Default policy denies root login, raw sudo, destructive commands, and destructive filesystem operations. In `explain` mode, providers can surface the policy decision without mutating remote state.

## Remote Control Plane

The remote control plane provides Streamable HTTP MCP access and a no-custody outbound agent model.

- `server-http.ts` hosts the HTTP MCP endpoint and enforces bearer or OAuth authorization.
- `remote/control-plane.ts` implements control-plane HTTP routes, OAuth 2.0 PKCE, GitHub identity exchange, protected resource metadata, agent enrollment, WebSocket agent communication, and MCP protocol negotiation using the installed SDK's supported protocol versions.
- `remote/websocket.ts` handles the persistent outbound agent channel.
- `RemoteStore` persists users, OAuth clients, authorization codes, remote agents, enrollment tokens, and audit events in SQLite.
- `remote/mcp-tools.ts` exposes administrative remote-agent tools behind control-plane scopes.

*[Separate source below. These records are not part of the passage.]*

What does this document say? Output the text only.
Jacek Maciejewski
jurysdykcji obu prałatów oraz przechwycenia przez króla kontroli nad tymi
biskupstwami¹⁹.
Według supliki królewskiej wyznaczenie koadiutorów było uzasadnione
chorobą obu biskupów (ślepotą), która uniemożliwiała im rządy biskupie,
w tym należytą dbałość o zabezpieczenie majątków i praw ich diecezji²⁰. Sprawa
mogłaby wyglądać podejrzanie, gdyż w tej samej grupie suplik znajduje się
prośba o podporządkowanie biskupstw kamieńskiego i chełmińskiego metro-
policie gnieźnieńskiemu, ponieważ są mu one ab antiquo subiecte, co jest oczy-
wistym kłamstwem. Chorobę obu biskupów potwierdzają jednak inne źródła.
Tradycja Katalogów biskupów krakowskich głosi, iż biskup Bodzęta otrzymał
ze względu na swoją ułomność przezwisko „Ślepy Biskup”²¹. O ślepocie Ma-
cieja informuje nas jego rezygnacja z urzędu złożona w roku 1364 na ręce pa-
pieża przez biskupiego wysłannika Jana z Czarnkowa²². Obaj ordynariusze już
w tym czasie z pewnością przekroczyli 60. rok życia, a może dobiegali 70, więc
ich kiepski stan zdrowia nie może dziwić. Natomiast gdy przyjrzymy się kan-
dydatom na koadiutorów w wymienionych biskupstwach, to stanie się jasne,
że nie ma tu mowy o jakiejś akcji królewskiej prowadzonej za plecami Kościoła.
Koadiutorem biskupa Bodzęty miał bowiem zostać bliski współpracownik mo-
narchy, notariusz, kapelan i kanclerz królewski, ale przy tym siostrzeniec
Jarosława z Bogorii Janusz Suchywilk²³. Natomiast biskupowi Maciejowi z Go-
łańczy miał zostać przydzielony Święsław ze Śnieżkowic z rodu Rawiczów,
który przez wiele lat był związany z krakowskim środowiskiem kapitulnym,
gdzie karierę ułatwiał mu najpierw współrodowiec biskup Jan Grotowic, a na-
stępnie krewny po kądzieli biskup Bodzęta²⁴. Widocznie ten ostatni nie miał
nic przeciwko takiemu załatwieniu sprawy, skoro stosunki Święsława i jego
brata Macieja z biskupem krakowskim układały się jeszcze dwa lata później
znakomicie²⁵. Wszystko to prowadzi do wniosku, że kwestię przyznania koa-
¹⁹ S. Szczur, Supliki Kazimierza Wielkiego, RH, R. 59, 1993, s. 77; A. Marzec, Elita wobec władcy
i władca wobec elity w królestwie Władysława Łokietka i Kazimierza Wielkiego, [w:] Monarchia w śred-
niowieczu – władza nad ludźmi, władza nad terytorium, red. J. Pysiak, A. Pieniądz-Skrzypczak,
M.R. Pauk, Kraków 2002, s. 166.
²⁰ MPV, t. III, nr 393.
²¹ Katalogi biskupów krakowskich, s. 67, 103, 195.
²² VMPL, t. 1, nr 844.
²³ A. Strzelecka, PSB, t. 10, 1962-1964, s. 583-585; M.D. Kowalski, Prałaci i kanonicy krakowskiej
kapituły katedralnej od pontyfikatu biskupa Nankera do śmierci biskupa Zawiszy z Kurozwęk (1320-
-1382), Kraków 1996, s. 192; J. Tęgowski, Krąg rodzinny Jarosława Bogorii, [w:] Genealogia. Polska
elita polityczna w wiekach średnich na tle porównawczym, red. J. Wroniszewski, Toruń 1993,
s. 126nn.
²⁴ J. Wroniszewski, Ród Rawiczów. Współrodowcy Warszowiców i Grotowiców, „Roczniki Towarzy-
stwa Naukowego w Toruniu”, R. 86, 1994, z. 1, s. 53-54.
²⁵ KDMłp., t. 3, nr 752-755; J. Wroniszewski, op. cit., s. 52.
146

OAuth uses PKCE for browser-based authorization and validates access tokens before protected MCP operations. Enrollment tokens are one-time secrets stored only as hashes.

## Persistence

`RemoteStore` currently uses `node:sqlite` through `DatabaseSync`. The project pins Node.js versions that include this module. In Node 24.15.0, `node:sqlite` is still a Stability 1.2 release-candidate API, so the contingency path is to introduce `better-sqlite3` 11.x as a maintained native fallback before widening the runtime matrix or if `node:sqlite` becomes unavailable.

## ADR-001: Use `node:sqlite` For RemoteStore

Status: accepted.

Context: The remote control plane needs a small local database for OAuth clients, authorization codes, users, agents, enrollment tokens, and audit events.

Decision: Use `node:sqlite` instead of adding `better-sqlite3` immediately.

Rationale:

- Avoids native bindings in the default install path.
- Keeps the package installable through the pinned Node.js runtime without postinstall compilation.
- Fits the local control-plane storage model.
- The release-candidate status is acceptable because `engines.node` pins versions known to expose `node:sqlite`.

Consequence: If Node removes or materially changes `node:sqlite`, the fallback is `better-sqlite3` 11.x with an explicit migration issue and CI coverage on the affected Node versions.

## ADR-002: Use An In-Process Rate Limiter

Status: accepted.

Context: stdio deployments should not require Redis or another external service.

Decision: Use the in-process `RateLimiter` sliding-window log.

Rationale:

- Keeps local stdio usage dependency-free.
- Gives deterministic unit-test behavior.
- Limits accidental global and per-session tool-call bursts without requiring network infrastructure.

Consequence: Multi-instance HTTP deployments need an external rate-limiting layer at the reverse proxy or platform edge if they require global limits.

## ADR-003: `better-sqlite3` Fallback For RemoteStore

Status: contingency.

Context: `node:sqlite` is the default storage adapter. Startup now validates that the current Node.js build exposes a constructable `DatabaseSync` before opening the control-plane database. If that check fails on a supported deployment target, the maintained native fallback is `better-sqlite3`.

Decision: Keep `node:sqlite` as the default and document a direct fallback patch that can be applied if a pinned Node.js build removes or materially changes the API.

Fallback steps:

1. Install the fallback dependency:

   ```bash
   pnpm add better-sqlite3@^11.0.0
   ```

2. Replace the `createRequire`-based `node:sqlite` loader in `src/remote/store.ts` with:

   ```typescript
   import Database from "better-sqlite3";
   ```

3. Replace the `DatabaseSync` constructor call with:

   ```typescript
   this.db = new Database(filePath);
   ```

4. Keep the existing `prepare().get()`, `prepare().run()`, and `exec()` call sites. The `better-sqlite3` synchronous API supports the same access pattern used by `RemoteStore`.

5. Run the full verification chain on the affected Node.js versions before widening the runtime matrix:

   ```bash
   pnpm run typecheck
   pnpm test
   pnpm run check
   ```

Consequence: The default install remains native-dependency-free. The fallback path is documented with copy-paste steps, but adopting it must be accompanied by a dependency review, lockfile update, CI coverage, and release notes.